Behind the Scenes with J.J. Abrams
Released on 04/20/2009
The theme of the magazine is mystery, and magic,
and the importance of mystery in our lives,
and some secret things, that if I told you,
it would ruin the entire experience.
Every few years, we hire a guest editor.
We look through the Wired world and try to identify
people that we think are cool
or have especially powerful ideas
that we could bring to the magazine
and have, what we hope, is a powerful collaboration.
So, JJ was on our list for a long time.
The very first meeting with JJ,
we decided to do an entire redesign of the issue.
We wanted it to look like an issue of Wired
that almost felt like an episode of one of JJ's TV shows.
What's about to come out of that jungle
is something I can't control.
He definitely has a great eye for graphic design.
He's got strong opinions about graphic design
and is a real type-nut.
And then, you go, Oh, that's what that is,
and you still get this exact layout,
but right up here in the corner,
it'd be a photograph, on a white paper.
We found this amazing photographer,
a fine art photographer named Uta Kögelsberger,
who we sent around the world
to photograph our Mystery issue, Photo Essay.
Cover to cover, it's the most visually intense issue
of Wired that I've ever worked on in my three years here.

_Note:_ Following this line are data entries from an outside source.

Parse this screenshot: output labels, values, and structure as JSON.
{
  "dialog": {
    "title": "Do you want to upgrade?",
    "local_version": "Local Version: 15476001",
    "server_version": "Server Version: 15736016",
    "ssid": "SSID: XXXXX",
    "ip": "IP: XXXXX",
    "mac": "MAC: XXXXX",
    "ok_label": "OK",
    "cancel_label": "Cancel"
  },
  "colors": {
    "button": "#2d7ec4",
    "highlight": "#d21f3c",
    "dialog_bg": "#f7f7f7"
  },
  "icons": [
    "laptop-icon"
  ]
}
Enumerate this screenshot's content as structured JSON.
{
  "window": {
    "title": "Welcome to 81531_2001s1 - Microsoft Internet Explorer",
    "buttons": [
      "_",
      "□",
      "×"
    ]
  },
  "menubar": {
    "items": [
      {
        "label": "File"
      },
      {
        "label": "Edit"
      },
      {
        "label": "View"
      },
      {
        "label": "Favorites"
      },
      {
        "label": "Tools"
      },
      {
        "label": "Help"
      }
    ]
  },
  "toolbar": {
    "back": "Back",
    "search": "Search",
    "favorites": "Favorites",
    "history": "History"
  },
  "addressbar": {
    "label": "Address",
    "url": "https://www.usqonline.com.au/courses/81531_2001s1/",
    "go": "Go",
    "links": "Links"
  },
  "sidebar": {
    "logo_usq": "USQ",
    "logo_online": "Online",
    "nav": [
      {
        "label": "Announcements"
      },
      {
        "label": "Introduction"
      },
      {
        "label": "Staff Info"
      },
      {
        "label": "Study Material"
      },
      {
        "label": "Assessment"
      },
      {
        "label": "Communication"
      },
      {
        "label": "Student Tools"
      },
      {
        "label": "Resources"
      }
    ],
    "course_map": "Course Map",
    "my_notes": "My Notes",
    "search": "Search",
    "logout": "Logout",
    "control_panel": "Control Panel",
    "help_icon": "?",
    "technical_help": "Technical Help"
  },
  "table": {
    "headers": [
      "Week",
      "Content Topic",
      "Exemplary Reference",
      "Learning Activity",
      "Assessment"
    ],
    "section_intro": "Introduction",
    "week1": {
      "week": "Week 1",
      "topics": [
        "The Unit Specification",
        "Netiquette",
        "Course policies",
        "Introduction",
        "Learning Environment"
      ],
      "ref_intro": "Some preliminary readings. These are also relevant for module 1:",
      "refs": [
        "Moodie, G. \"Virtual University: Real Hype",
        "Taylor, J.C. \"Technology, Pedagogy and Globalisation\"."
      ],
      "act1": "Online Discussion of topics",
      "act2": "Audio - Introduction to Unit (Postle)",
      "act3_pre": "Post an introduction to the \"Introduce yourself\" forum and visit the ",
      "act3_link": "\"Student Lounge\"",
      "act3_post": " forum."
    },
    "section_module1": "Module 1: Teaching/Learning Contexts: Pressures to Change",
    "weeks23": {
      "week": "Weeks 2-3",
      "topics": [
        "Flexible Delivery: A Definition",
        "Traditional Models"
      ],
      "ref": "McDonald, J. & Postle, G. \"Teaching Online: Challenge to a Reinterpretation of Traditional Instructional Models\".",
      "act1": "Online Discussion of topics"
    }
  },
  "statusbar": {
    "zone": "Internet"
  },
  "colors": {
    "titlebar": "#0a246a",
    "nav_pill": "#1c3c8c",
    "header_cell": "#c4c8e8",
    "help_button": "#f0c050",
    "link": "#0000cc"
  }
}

We have Randall Sullivan writing
about an American Stonehenge.
We have JJ, who has made a contribution,
and we also have his screenwriter who worked together
with the great graphic novelist Paul Pope
to create a special Star Trek comic
that ties into the movie and also takes us back
to previous Star Trek television shows.
When you think about it,
Wired is about mystery and puzzles,
and the search for meaning inside science and technology,
so it actually was a perfect fit
with what JJ works with in his work.
The need for mystery, the role it plays in our life,
why we enjoy it, why we need it, and some factors of that,
are actual stories about enigmas,
things we don't understand,
the neuro-science of why magic works.
We've gone out to some of the greatest,
most re-known puzzle creators in the world.
People like Will Shortz, who does
NPR Sunday edition's Puzzlemaster sequence,
and does the New York Times crossword puzzle.
We've gone out to Dr. Sudoku himself, Thomas Snyder,
to create a crazy, very geek-friendly version
of a Sudoku puzzle.
It's like nothing you've seen before.
There are puzzles that are really, really obvious,
and then there are puzzles that are less obvious,
and beyond that, there's mysteries galore.
Almost on every page, there's a mystery to be had.
There are little things that seem amiss,
where you have maybe a border on a picture
that doesn't quite line up,
or something that seems misspelled or a letter missing,
and I can tell you that everything in there
is intentional, so the closer you look,
the more you'll find.
It'll be on fire because of this.
It is the craziest thing I've ever seen.